- International Personal Data Transfers
On January 28, the Ecuador’s Superintendence for the Protection of Personal Data (“SPPD”) issued the General Rule on National and International Transfers or Communications of Personal Data, through Resolution No. SPDP‑SPD‑2026‑0004.
The rule aligns Ecuador with the standards of the most modern regulations, establishing the requirements that controllers and processors must take into account when transferring personal data to countries that provide an adequate level of protection.
It also regulates the safeguards that may be adopted when it is necessary to transfer personal data to countries that do not have an adequacy decision, including, among others, standard contractual clauses, binding corporate rules, codes of conduct, and certification mechanisms.
In this context, the rule adopts as a validation mechanism the model contractual clauses of the Ibero‑American Data Protection Network (“IDPN”), although exclusively for transfers between data controllers. As noted in a previous newsletter, Ecuador’s regime does not consider that a transfer or communication of personal data takes place when the processing is carried out strictly within the provision of a service by the processor to the controller.
In light of this new rule, Ecuador joins the countries that have recognized the IDPN’s contractual clauses, that being Argentina, Peru, Colombia and Uruguay.
ii. Large-Scale Processing
On February 2, 2026, the SPPD approved the General Rule on Large‑Scale Processing of Personal Data, through Resolution No. SPDP‑SPD‑2026‑0005‑R.
This regulation, which applies to both controllers and processors, introduces the Large‑Scale Technical Model (“MTGE”, by its Spanish initials), designed to assess whether a given processing activity qualifies as large‑scale processing.
The MTGE is based on the analysis of six variables:
- Number of data subjects.
- Volume of data.
- Categories of data.
- Frequency of processing.
- Duration of processing.
- Geographic scope of processing.
Under the MTGE, once the processing activity has been analyzed, a score must be assigned to each variable in accordance with the parameters set out in the rule, and the results must be incorporated into the record of processing activities.
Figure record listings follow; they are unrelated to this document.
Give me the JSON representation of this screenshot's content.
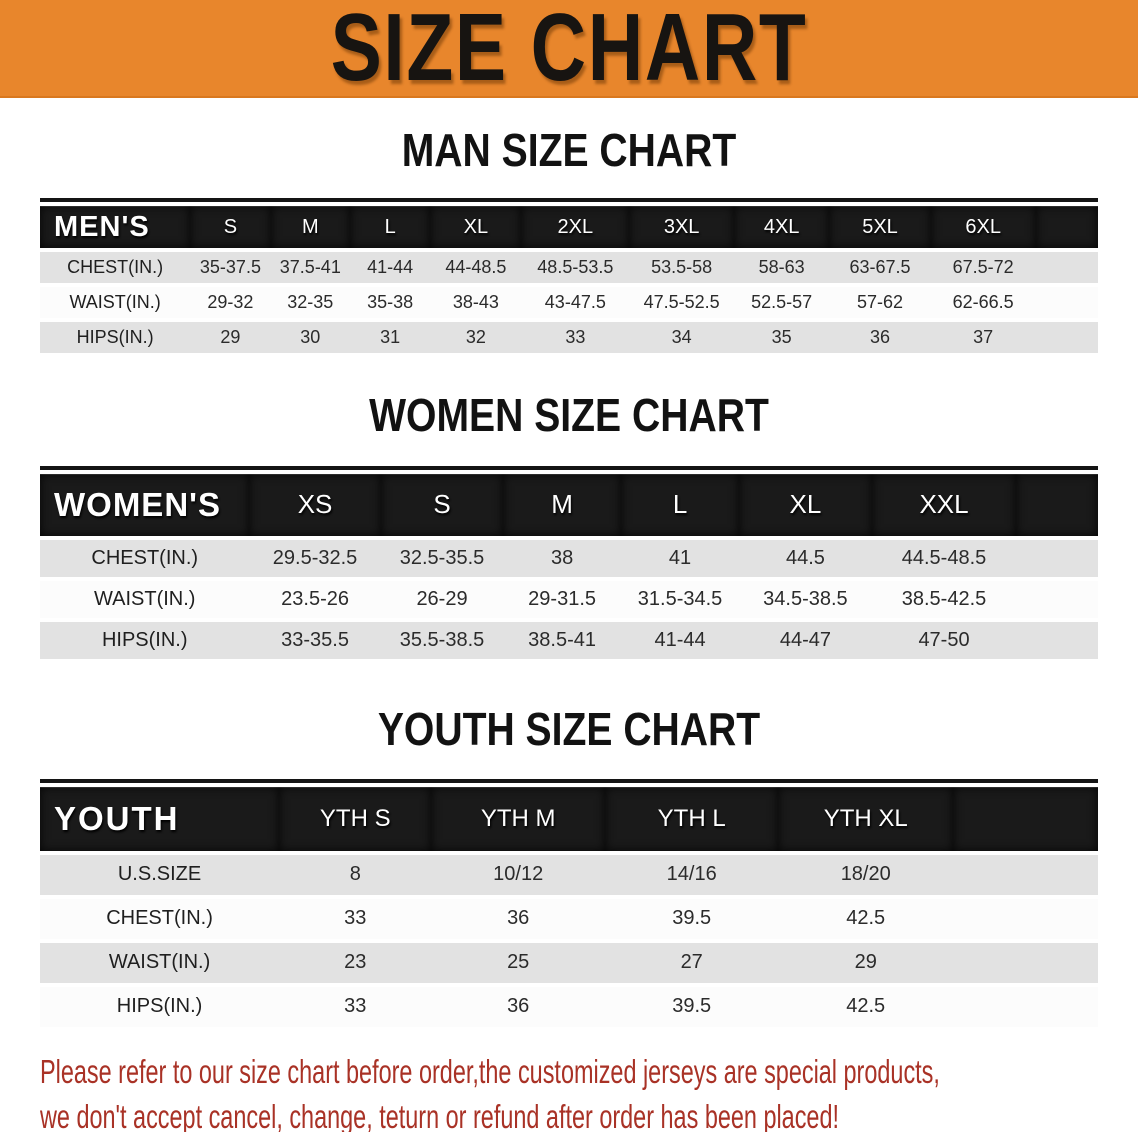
{
  "banner": {
    "title": "SIZE CHART",
    "bg_color": "#E8862C"
  },
  "sections": [
    {
      "heading": "MAN SIZE CHART",
      "group_label": "MEN'S",
      "columns": [
        "S",
        "M",
        "L",
        "XL",
        "2XL",
        "3XL",
        "4XL",
        "5XL",
        "6XL"
      ],
      "rows": [
        {
          "label": "CHEST(IN.)",
          "values": [
            "35-37.5",
            "37.5-41",
            "41-44",
            "44-48.5",
            "48.5-53.5",
            "53.5-58",
            "58-63",
            "63-67.5",
            "67.5-72"
          ]
        },
        {
          "label": "WAIST(IN.)",
          "values": [
            "29-32",
            "32-35",
            "35-38",
            "38-43",
            "43-47.5",
            "47.5-52.5",
            "52.5-57",
            "57-62",
            "62-66.5"
          ]
        },
        {
          "label": "HIPS(IN.)",
          "values": [
            "29",
            "30",
            "31",
            "32",
            "33",
            "34",
            "35",
            "36",
            "37"
          ]
        }
      ]
    },
    {
      "heading": "WOMEN SIZE CHART",
      "group_label": "WOMEN'S",
      "columns": [
        "XS",
        "S",
        "M",
        "L",
        "XL",
        "XXL"
      ],
      "rows": [
        {
          "label": "CHEST(IN.)",
          "values": [
            "29.5-32.5",
            "32.5-35.5",
            "38",
            "41",
            "44.5",
            "44.5-48.5"
          ]
        },
        {
          "label": "WAIST(IN.)",
          "values": [
            "23.5-26",
            "26-29",
            "29-31.5",
            "31.5-34.5",
            "34.5-38.5",
            "38.5-42.5"
          ]
        },
        {
          "label": "HIPS(IN.)",
          "values": [
            "33-35.5",
            "35.5-38.5",
            "38.5-41",
            "41-44",
            "44-47",
            "47-50"
          ]
        }
      ]
    },
    {
      "heading": "YOUTH SIZE CHART",
      "group_label": "YOUTH",
      "columns": [
        "YTH S",
        "YTH M",
        "YTH L",
        "YTH XL"
      ],
      "rows": [
        {
          "label": "U.S.SIZE",
          "values": [
            "8",
            "10/12",
            "14/16",
            "18/20"
          ]
        },
        {
          "label": "CHEST(IN.)",
          "values": [
            "33",
            "36",
            "39.5",
            "42.5"
          ]
        },
        {
          "label": "WAIST(IN.)",
          "values": [
            "23",
            "25",
            "27",
            "29"
          ]
        },
        {
          "label": "HIPS(IN.)",
          "values": [
            "33",
            "36",
            "39.5",
            "42.5"
          ]
        }
      ]
    }
  ],
  "footer": {
    "line1": "Please refer to our size chart before order,the customized jerseys are special products,",
    "line2": "we don't accept cancel, change, teturn or refund after order has been placed!",
    "text_color": "#A93226"
  }
}
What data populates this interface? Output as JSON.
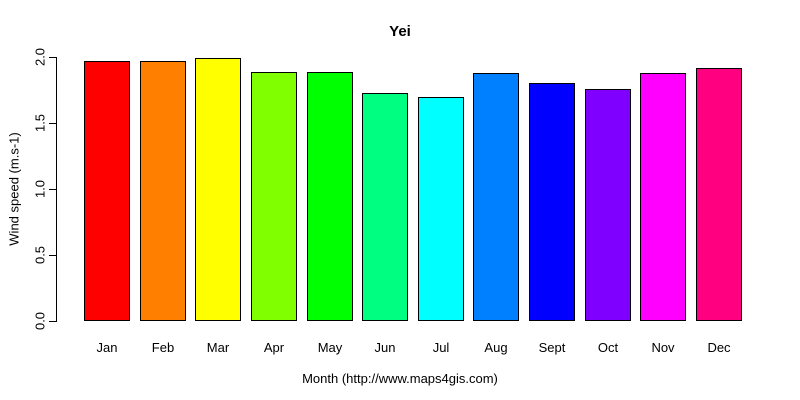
{
  "page": {
    "title": "Yei"
  },
  "chart_data": {
    "type": "bar",
    "title": "Yei",
    "xlabel": "Month (http://www.maps4gis.com)",
    "ylabel": "Wind speed (m.s-1)",
    "categories": [
      "Jan",
      "Feb",
      "Mar",
      "Apr",
      "May",
      "Jun",
      "Jul",
      "Aug",
      "Sept",
      "Oct",
      "Nov",
      "Dec"
    ],
    "values": [
      1.97,
      1.97,
      1.99,
      1.89,
      1.89,
      1.73,
      1.7,
      1.88,
      1.8,
      1.76,
      1.88,
      1.92
    ],
    "colors": [
      "#FF0000",
      "#FF8000",
      "#FFFF00",
      "#80FF00",
      "#00FF00",
      "#00FF80",
      "#00FFFF",
      "#0080FF",
      "#0000FF",
      "#8000FF",
      "#FF00FF",
      "#FF0080"
    ],
    "bar_border_color": "#000000",
    "axis_color": "#000000",
    "background_color": "#FFFFFF",
    "ylim": [
      0.0,
      2.0
    ],
    "yticks": [
      0.0,
      0.5,
      1.0,
      1.5,
      2.0
    ],
    "ytick_labels": [
      "0.0",
      "0.5",
      "1.0",
      "1.5",
      "2.0"
    ],
    "grid": false,
    "legend": "none"
  }
}
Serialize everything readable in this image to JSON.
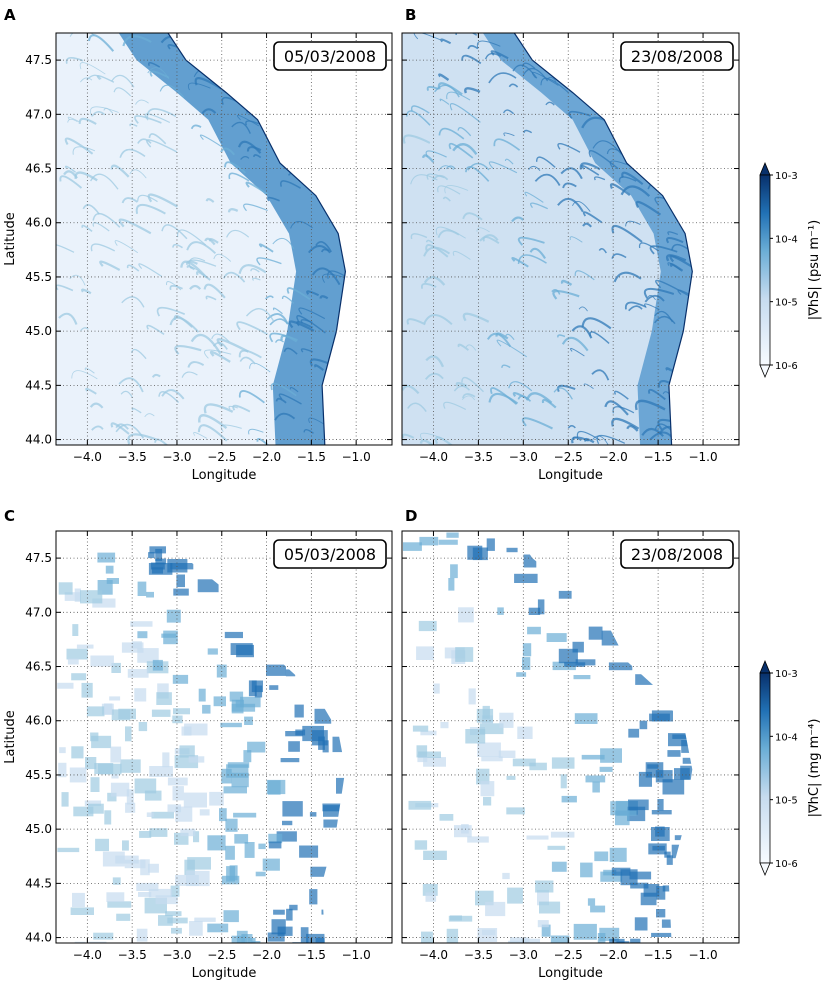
{
  "figure": {
    "colorbar_top": {
      "label": "|∇hS| (psu m⁻¹)",
      "ticks": [
        "10-3",
        "10-4",
        "10-5",
        "10-6"
      ]
    },
    "colorbar_bottom": {
      "label": "|∇hC| (mg m⁻⁴)",
      "ticks": [
        "10-3",
        "10-4",
        "10-5",
        "10-6"
      ]
    },
    "colors": {
      "colormap_low": "#f7fbff",
      "colormap_high": "#08306b",
      "land": "#ffffff",
      "coast": "#08306b",
      "grid": "#555555"
    }
  },
  "chart_data": [
    {
      "type": "heatmap",
      "panel_label": "A",
      "date_label": "05/03/2008",
      "xlabel": "Longitude",
      "ylabel": "Latitude",
      "xlim": [
        -4.35,
        -0.6
      ],
      "ylim": [
        43.95,
        47.75
      ],
      "xticks": [
        -4.0,
        -3.5,
        -3.0,
        -2.5,
        -2.0,
        -1.5,
        -1.0
      ],
      "yticks": [
        44.0,
        44.5,
        45.0,
        45.5,
        46.0,
        46.5,
        47.0,
        47.5
      ],
      "xtick_labels": [
        "−4.0",
        "−3.5",
        "−3.0",
        "−2.5",
        "−2.0",
        "−1.5",
        "−1.0"
      ],
      "ytick_labels": [
        "44.0",
        "44.5",
        "45.0",
        "45.5",
        "46.0",
        "46.5",
        "47.0",
        "47.5"
      ],
      "grid": true,
      "variable": "|∇hS|"
    },
    {
      "type": "heatmap",
      "panel_label": "B",
      "date_label": "23/08/2008",
      "xlabel": "Longitude",
      "ylabel": "",
      "xlim": [
        -4.35,
        -0.6
      ],
      "ylim": [
        43.95,
        47.75
      ],
      "xticks": [
        -4.0,
        -3.5,
        -3.0,
        -2.5,
        -2.0,
        -1.5,
        -1.0
      ],
      "yticks": [
        44.0,
        44.5,
        45.0,
        45.5,
        46.0,
        46.5,
        47.0,
        47.5
      ],
      "xtick_labels": [
        "−4.0",
        "−3.5",
        "−3.0",
        "−2.5",
        "−2.0",
        "−1.5",
        "−1.0"
      ],
      "ytick_labels": [],
      "grid": true,
      "variable": "|∇hS|"
    },
    {
      "type": "heatmap",
      "panel_label": "C",
      "date_label": "05/03/2008",
      "xlabel": "Longitude",
      "ylabel": "Latitude",
      "xlim": [
        -4.35,
        -0.6
      ],
      "ylim": [
        43.95,
        47.75
      ],
      "xticks": [
        -4.0,
        -3.5,
        -3.0,
        -2.5,
        -2.0,
        -1.5,
        -1.0
      ],
      "yticks": [
        44.0,
        44.5,
        45.0,
        45.5,
        46.0,
        46.5,
        47.0,
        47.5
      ],
      "xtick_labels": [
        "−4.0",
        "−3.5",
        "−3.0",
        "−2.5",
        "−2.0",
        "−1.5",
        "−1.0"
      ],
      "ytick_labels": [
        "44.0",
        "44.5",
        "45.0",
        "45.5",
        "46.0",
        "46.5",
        "47.0",
        "47.5"
      ],
      "grid": true,
      "variable": "|∇hC|"
    },
    {
      "type": "heatmap",
      "panel_label": "D",
      "date_label": "23/08/2008",
      "xlabel": "Longitude",
      "ylabel": "",
      "xlim": [
        -4.35,
        -0.6
      ],
      "ylim": [
        43.95,
        47.75
      ],
      "xticks": [
        -4.0,
        -3.5,
        -3.0,
        -2.5,
        -2.0,
        -1.5,
        -1.0
      ],
      "yticks": [
        44.0,
        44.5,
        45.0,
        45.5,
        46.0,
        46.5,
        47.0,
        47.5
      ],
      "xtick_labels": [
        "−4.0",
        "−3.5",
        "−3.0",
        "−2.5",
        "−2.0",
        "−1.5",
        "−1.0"
      ],
      "ytick_labels": [],
      "grid": true,
      "variable": "|∇hC|"
    }
  ]
}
A total score equal to or greater than six points will qualify the processing as large‑scale.
Notwithstanding the above, the rule provides that large‑scale processing will be deemed to exist, without the need to apply the MTGE, in the case of:
processing relating to health data or other special categories of personal data;
systematic and extensive evaluation of personal aspects based on automated processing, where it results in decisions producing legal effects or affecting the rights and freedoms of data subjects;
systematic observation, surveillance, or monitoring of individuals in publicly accessible areas through continuous monitoring technologies;
processing of biometric data or processing involving the geolocation of data subjects;
structural processing within credit or financial information systems;
systematic processing of data relating to children and adolescents in educational or digital environments or that involve the provision of services directed at them;
systematic data transfers which are a part of continuous or structured information flows, within or outside national territory; or
processing carried out in express, expedited, or courier messaging services.
Where large‑scale processing is identified, the controller or processor must:
maintain a record of processing activities;
implement data protection by design and by default measures;
undergo audits on an annual basis or whenever significant changes occur in the processing, unless equivalent mechanisms are already in place;
disclose in their privacy policies that such processing activities are carried out, including the relevant information concerning said processing; and
prepare annual compliance reports, where applicable.